Foreign military coalitions, even if not physically present in the parts of Afghanistan of which we are speaking, enjoy some degree of control merely through the threat of invasion. For example, if the Taliban were to invade an area controlled by a militia, the militia might be compelled to resist rather than submit, fearing that submission would result in an invasion by a foreign military coalition, which they might perceive to be worse (although this is not at all likely to be the case at present). So the state cartel now includes family and tribal leadership, local militias, the Taliban, and foreign military coalitions as subsystems, though it’s important to remember that they are not neutralized in this way: they play different roles in the cartel and have different degrees of control. In this analysis, we also see why Weber’s account of the state is insufficient: the foreign military coalition has a theoretical monopoly on violence over the area — theirs is the violence of last resort — but for everyday purposes, the monopoly is held by the local militia, and there may be some exceptional circumstances in which Taliban is required to intervene but which do not require the intervention of foreign military coalitions.
This is despite the Taliban not being recognized as legitimate by foreign governments. The United States, for example, may protest the illegitimacy of the Taliban as much as it wants; it still concedes to the Taliban’s normative control over Afghanistan. Thus, the Taliban and the United States government are part of the same state cartel exerting normative control over Afghanistan. The respective agencies are in a state of collaborative competition rather than a state of war.
This example illustrates the power of the cartel model. Under this analysis, the illusion of certain subsystems’ control over a territory based on their names and titles is dispelled. In this example, this reveals that the true Afghan state includes the United States in a particular way.
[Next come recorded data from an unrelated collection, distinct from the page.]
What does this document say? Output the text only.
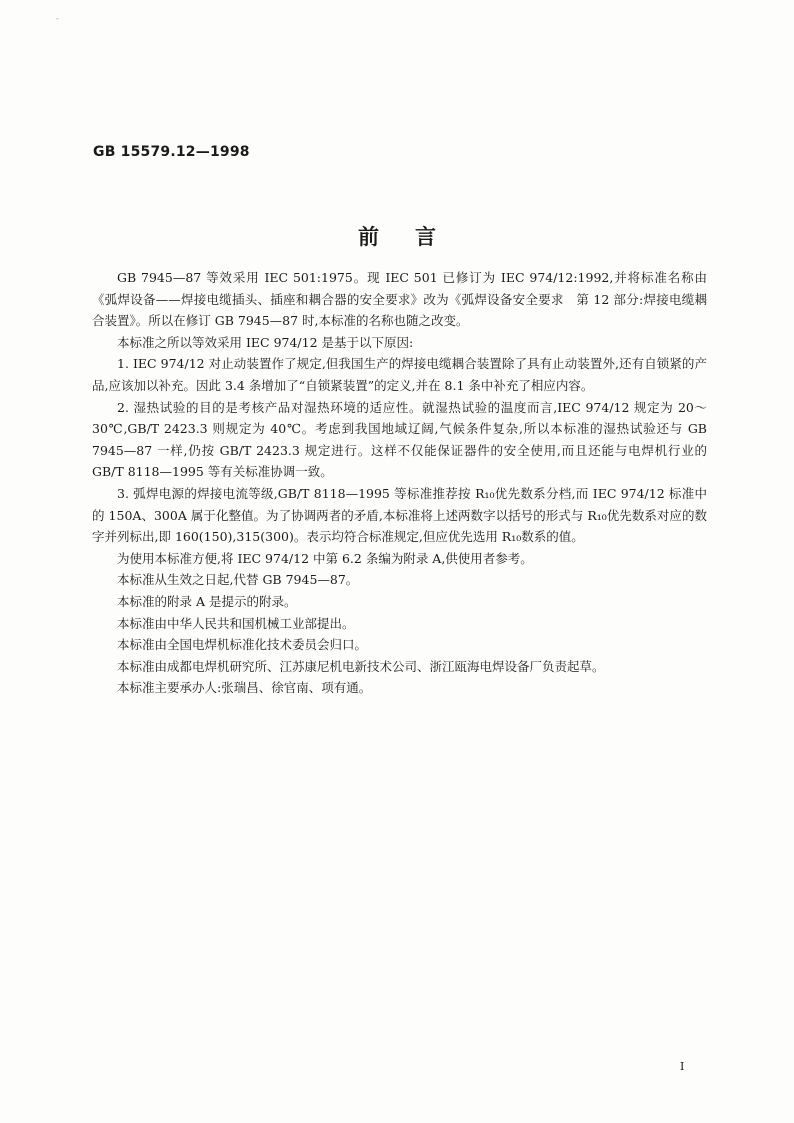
-
GB 15579.12—1998
前言

GB 7945—87 等效采用 IEC 501:1975。现 IEC 501 已修订为 IEC 974/12:1992,并将标准名称由《弧焊设备——焊接电缆插头、插座和耦合器的安全要求》改为《弧焊设备安全要求　第 12 部分:焊接电缆耦合装置》。所以在修订 GB 7945—87 时,本标准的名称也随之改变。

本标准之所以等效采用 IEC 974/12 是基于以下原因:

1. IEC 974/12 对止动装置作了规定,但我国生产的焊接电缆耦合装置除了具有止动装置外,还有自锁紧的产品,应该加以补充。因此 3.4 条增加了“自锁紧装置”的定义,并在 8.1 条中补充了相应内容。

2. 湿热试验的目的是考核产品对湿热环境的适应性。就湿热试验的温度而言,IEC 974/12 规定为 20～30℃,GB/T 2423.3 则规定为 40℃。考虑到我国地域辽阔,气候条件复杂,所以本标准的湿热试验还与 GB 7945—87 一样,仍按 GB/T 2423.3 规定进行。这样不仅能保证器件的安全使用,而且还能与电焊机行业的 GB/T 8118—1995 等有关标准协调一致。

3. 弧焊电源的焊接电流等级,GB/T 8118—1995 等标准推荐按 R₁₀优先数系分档,而 IEC 974/12 标准中的 150A、300A 属于化整值。为了协调两者的矛盾,本标准将上述两数字以括号的形式与 R₁₀优先数系对应的数字并列标出,即 160(150),315(300)。表示均符合标准规定,但应优先选用 R₁₀数系的值。

为使用本标准方便,将 IEC 974/12 中第 6.2 条编为附录 A,供使用者参考。

本标准从生效之日起,代替 GB 7945—87。

本标准的附录 A 是提示的附录。

本标准由中华人民共和国机械工业部提出。

本标准由全国电焊机标准化技术委员会归口。

本标准由成都电焊机研究所、江苏康尼机电新技术公司、浙江瓯海电焊设备厂负责起草。

本标准主要承办人:张瑞昌、徐官南、项有通。

I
What about the smugglers? Certainly they’re another link in the chain, but they are also not operating under the authority of the militias. Certainly they are under the general control of the militias while in the militias’ territory, but their total journey (to, for example, neighboring Tajikistan) falls outside their protection. There is consequently, at this point, a break in the chain of authority, one which is bridged by the smugglers (who are, regardless, undoubtedly part of the cartel’s infrastructure).
In Tajikistan, then, the drugs are either distributed directly by the smugglers or fall into the hands of criminal organizations, who then control their local distribution and exportation, in partial collaboration with law enforcement agencies and indeed the entire Tajik government. Distribution beyond Tajikistan is then managed by networks of criminal organizations operating an international black market economy. This network is the cartel proper, and we note that, at this level, control is not fully cooperative. The cartel is anarchical: there is no single person or organization in charge of it all, and criminal organizations are certainly competing and at times fighting for control of strategic assets within the distribution system. This presents us with another example of cooperative competition, a norm other than open warfare under which agencies within a cartel vie for control. When this norm breaks down, there is then a state of war between cartels (whose ontology may derive from a schism within a single cartel).